H. er is een gemeenschappelijke recreatieruimte en er zijn sport- en spelmogelijkheden aanwezig.

Er is een gemeenschappelijke ruimte aanwezig in het bestaande gebouw en deze zal ook in het nieuwe gebouw gerealiseerd worden. Hier is ruimte voor recreatie sport en spel.

I. vóór de start van de te volgen procedure:

1e voert de aanvrager overleg met de gemeente waarin afspraken worden gemaakt over de riolering;

Hierover zijn inmiddels afspraken gemaakt. De initiatiefnemer sluit via de bestaande aansluiting aan op de gemeentelijke riolering.

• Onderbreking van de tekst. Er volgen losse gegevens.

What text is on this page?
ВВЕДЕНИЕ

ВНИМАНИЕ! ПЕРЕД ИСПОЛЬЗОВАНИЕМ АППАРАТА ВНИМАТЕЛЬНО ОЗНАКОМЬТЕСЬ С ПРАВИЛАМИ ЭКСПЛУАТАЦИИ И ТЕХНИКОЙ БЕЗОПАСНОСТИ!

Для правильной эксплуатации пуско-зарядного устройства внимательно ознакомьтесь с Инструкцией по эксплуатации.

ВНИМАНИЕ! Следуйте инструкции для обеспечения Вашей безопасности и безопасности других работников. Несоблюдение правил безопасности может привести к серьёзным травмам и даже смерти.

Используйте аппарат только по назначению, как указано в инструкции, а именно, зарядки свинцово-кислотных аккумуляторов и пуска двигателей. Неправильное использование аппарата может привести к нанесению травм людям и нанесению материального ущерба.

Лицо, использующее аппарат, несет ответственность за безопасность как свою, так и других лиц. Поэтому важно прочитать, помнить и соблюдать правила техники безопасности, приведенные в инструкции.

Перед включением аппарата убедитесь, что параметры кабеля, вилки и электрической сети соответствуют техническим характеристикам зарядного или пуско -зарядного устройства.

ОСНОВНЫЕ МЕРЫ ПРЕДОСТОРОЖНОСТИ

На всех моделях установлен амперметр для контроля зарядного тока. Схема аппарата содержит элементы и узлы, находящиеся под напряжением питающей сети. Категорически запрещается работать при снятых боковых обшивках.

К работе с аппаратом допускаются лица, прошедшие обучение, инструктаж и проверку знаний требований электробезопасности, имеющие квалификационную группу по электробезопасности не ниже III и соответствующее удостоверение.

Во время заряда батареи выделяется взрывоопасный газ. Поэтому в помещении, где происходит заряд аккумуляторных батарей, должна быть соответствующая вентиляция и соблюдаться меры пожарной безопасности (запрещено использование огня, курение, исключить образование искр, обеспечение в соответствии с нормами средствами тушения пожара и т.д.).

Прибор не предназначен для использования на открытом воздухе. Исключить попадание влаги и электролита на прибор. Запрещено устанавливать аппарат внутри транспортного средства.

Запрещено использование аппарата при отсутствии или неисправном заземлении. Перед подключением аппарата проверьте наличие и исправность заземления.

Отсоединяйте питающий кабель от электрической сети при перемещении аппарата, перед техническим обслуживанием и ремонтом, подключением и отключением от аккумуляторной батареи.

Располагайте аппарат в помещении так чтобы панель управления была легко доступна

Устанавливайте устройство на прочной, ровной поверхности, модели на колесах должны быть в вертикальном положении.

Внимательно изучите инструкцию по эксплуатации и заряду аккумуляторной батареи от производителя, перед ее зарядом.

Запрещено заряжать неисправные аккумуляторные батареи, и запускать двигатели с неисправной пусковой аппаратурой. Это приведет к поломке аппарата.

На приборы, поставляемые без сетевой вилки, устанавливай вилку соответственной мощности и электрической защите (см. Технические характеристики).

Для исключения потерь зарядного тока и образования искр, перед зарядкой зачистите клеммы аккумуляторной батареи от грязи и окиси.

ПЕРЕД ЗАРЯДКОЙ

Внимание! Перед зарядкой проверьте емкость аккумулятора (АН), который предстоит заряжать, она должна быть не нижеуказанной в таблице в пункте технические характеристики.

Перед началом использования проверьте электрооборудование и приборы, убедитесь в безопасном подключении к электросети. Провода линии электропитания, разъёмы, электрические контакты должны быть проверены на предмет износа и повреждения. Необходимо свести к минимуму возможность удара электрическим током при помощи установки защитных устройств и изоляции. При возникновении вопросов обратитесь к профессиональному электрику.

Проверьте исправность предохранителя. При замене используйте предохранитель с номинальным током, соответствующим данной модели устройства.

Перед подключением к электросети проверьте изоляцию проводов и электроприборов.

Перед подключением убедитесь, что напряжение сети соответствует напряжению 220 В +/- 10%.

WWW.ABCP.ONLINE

2e sluit de aanvrager een exploitatieovereenkomst met de gemeente. In deze overeenkomst worden afspraken gemaakt over het te realiseren initiatief en daarmee samenhangende kosten zoals bovenwijkse voorzieningen en riolering. Eventuele planschade wordt verhaald op de aanvrager;

Er zijn geen bovenplanse kosten die verhaald moeten worden. Er hoeft geen exploitatieovereenkomst gesloten te worden. Wel wordt een planschadeverhaalovereenkomst afgesloten. Met deze overeenkomst is geregeld dat eventueel planschade door de gemeente op initiatiefnemer verhaald kan worden.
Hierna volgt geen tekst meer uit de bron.